“Something!” echoed the girl. “Why, a very great deal. Of that I am quite certain.”

“You know nothing of its nature?” asked her friend Cicely, with her woman’s eagerness to inquire.

“Of course not, dear. Father never confides any secrets to me,” she replied. “He always says that women gossip too much, and that it is through the chattering wives of Members of the House, whom he calls the jays, that much mischief is done.”

“The jays!” laughed Sir Pemberton. “Very good! I suppose he has given them that name because of their fine feathers. Personally I shall be glad to get to Dinard out of it all for a while.”

“We always enjoy Dinard, Sheila,” declared his wife. “You really must get your father to bring you to the Royal this summer. We shall be there all the season.

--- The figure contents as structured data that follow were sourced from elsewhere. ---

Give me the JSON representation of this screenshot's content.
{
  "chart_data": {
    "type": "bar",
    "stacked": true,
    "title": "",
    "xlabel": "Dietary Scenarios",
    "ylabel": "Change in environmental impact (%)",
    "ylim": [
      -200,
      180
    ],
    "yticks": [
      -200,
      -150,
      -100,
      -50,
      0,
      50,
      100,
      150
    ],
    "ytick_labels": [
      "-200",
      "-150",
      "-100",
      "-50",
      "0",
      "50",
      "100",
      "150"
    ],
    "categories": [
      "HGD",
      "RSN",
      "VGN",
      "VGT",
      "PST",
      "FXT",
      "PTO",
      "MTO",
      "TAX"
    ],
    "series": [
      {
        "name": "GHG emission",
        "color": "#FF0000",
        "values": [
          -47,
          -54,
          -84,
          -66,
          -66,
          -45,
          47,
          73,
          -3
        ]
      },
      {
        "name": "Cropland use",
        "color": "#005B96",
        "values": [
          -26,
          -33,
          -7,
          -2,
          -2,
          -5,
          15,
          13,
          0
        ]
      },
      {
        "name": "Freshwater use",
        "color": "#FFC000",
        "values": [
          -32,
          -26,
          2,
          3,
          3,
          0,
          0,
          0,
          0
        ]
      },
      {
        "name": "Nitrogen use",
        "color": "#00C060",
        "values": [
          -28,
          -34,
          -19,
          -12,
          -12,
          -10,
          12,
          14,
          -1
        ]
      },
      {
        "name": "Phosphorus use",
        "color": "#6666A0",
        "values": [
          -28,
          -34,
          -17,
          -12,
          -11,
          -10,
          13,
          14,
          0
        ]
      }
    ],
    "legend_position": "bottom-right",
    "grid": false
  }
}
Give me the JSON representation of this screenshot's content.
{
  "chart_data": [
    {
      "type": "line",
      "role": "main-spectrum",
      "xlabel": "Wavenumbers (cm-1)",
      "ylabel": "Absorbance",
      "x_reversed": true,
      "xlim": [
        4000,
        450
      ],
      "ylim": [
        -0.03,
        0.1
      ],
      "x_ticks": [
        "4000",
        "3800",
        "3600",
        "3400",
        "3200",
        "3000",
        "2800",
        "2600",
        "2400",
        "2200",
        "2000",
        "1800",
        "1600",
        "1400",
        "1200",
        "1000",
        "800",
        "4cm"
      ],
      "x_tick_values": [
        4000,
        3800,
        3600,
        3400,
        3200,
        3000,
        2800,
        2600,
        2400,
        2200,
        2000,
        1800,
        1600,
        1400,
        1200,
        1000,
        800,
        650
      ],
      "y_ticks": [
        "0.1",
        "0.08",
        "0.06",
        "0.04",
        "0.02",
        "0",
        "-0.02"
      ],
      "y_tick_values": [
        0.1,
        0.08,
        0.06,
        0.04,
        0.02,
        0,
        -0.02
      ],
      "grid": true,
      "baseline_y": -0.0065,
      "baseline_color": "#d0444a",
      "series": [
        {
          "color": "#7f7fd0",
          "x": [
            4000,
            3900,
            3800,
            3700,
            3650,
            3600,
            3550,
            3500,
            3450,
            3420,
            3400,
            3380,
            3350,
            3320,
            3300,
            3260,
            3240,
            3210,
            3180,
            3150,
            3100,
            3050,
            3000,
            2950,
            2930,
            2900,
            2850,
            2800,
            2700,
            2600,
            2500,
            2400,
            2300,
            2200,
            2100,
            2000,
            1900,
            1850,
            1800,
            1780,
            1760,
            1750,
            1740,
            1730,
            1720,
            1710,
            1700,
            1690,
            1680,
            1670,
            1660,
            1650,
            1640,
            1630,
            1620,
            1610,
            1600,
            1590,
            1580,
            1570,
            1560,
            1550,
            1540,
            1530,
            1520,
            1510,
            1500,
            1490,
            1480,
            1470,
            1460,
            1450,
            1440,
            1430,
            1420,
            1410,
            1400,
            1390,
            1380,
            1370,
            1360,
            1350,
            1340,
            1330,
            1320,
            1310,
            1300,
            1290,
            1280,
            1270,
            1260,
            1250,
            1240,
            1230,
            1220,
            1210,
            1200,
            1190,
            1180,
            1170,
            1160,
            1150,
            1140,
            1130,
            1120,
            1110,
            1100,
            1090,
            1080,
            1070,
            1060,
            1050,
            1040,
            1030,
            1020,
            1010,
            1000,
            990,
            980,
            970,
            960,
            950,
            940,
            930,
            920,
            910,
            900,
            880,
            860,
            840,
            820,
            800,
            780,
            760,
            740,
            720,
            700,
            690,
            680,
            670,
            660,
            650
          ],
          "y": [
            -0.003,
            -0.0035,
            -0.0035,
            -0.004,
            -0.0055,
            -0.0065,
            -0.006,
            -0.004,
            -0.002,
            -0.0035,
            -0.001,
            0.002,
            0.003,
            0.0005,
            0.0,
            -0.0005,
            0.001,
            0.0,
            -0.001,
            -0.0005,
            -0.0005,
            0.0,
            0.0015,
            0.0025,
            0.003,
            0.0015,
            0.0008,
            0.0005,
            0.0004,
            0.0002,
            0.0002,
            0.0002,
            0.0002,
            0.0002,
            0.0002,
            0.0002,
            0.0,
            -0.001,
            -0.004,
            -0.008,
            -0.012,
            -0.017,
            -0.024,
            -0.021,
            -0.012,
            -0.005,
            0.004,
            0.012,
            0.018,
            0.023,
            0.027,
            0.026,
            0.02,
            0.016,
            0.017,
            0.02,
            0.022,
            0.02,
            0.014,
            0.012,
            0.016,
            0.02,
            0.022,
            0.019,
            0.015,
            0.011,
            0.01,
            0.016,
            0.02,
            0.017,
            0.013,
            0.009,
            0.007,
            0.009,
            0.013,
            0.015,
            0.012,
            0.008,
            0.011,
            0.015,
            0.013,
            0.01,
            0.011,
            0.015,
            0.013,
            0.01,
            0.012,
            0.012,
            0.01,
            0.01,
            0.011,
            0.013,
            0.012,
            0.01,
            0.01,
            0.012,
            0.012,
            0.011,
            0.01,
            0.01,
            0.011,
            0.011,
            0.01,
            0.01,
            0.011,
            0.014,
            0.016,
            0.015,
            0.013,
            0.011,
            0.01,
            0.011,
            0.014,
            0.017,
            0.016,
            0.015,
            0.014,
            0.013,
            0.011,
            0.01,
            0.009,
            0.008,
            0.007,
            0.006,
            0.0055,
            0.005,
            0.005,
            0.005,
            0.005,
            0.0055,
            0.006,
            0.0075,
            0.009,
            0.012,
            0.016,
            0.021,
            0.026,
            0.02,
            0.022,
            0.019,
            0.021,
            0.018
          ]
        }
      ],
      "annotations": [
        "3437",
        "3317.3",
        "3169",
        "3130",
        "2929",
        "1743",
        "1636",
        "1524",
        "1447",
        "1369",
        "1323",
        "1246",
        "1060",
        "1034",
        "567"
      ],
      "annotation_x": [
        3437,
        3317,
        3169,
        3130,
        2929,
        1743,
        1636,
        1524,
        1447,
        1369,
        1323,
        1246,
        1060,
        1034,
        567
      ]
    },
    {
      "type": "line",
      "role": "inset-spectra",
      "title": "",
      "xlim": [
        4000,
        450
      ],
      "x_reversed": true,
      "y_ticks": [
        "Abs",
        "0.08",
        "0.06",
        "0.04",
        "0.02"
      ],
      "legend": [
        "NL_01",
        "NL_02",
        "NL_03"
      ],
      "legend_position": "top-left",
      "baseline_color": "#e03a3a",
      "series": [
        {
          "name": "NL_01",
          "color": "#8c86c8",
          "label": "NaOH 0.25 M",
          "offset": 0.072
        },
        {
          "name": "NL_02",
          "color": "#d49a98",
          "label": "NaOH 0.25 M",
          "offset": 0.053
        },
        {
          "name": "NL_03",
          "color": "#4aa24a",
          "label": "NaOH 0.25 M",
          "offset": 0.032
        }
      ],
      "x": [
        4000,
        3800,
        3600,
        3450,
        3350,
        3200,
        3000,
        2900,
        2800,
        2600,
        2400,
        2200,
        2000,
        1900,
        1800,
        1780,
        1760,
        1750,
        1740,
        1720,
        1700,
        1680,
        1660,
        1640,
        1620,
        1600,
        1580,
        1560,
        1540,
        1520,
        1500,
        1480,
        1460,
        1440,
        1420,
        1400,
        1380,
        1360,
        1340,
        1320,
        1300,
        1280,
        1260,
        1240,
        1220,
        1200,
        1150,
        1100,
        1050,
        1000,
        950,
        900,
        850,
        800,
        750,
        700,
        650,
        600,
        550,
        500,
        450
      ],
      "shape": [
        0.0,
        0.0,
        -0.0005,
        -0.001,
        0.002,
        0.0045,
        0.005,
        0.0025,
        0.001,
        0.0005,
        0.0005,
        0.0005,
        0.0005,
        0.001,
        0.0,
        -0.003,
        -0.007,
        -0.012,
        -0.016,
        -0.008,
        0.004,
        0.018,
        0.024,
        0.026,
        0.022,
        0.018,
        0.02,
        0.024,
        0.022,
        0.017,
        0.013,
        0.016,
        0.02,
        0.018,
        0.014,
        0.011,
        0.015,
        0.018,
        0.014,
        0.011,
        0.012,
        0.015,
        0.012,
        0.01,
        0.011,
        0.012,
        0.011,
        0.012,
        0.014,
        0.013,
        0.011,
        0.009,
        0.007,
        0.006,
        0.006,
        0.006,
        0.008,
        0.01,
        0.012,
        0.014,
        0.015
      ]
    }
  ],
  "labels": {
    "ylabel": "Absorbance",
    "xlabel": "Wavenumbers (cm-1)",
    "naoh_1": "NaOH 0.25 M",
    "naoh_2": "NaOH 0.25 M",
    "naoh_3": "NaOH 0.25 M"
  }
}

We sent the car over a week ago.”

Cicely, or Lady Wheeler to give her her title, was a giddy little woman who, after being a confirmed flirt and known in Mayfair as one of its prettiest butterflies, had married a man more than double her age, for Wheeler was fifty, interested in spinning-mills in Yorkshire, and sat in Parliament for the constituency in which his mills were situated. At the last moment she had jilted young Stenhouse, of the Grenadier Guards, for the more alluring prospect of Wheeler’s title and his money. Hence the Morning Post had one day announced to the world that her marriage with the good-looking young Captain would “not take place,” and a week later her photograph had appeared as the future Lady Wheeler.

She had joined that large circle of London society who are what is known in their own particular jargon as “spooky.” She attended séances, consulted mediums, and believed in the statements of those who pretended to have made psychic discoveries. Yet Sheila, who was far too level-headed to follow London’s latest craze, was devoted to her, and had been ever since they studied together at that fashionable school near Beachy Head.

“I spoke to father to-day about a little trip across to you,” Sheila replied, “and he thinks he may be able to do it when the House is up.”

“That’s good,” declared Sir Pemberton in his plethoric voice. “Get him to bring his car over too, and we’ll have a tour together through Brittany and down to Nantes and the Touraine.”

“I’d love to see the old châteaux there,” Sheila declared. “There’s a big illustrated book about them in the library—Blois, Chenonceaux, Chinon, Loches, and the rest.”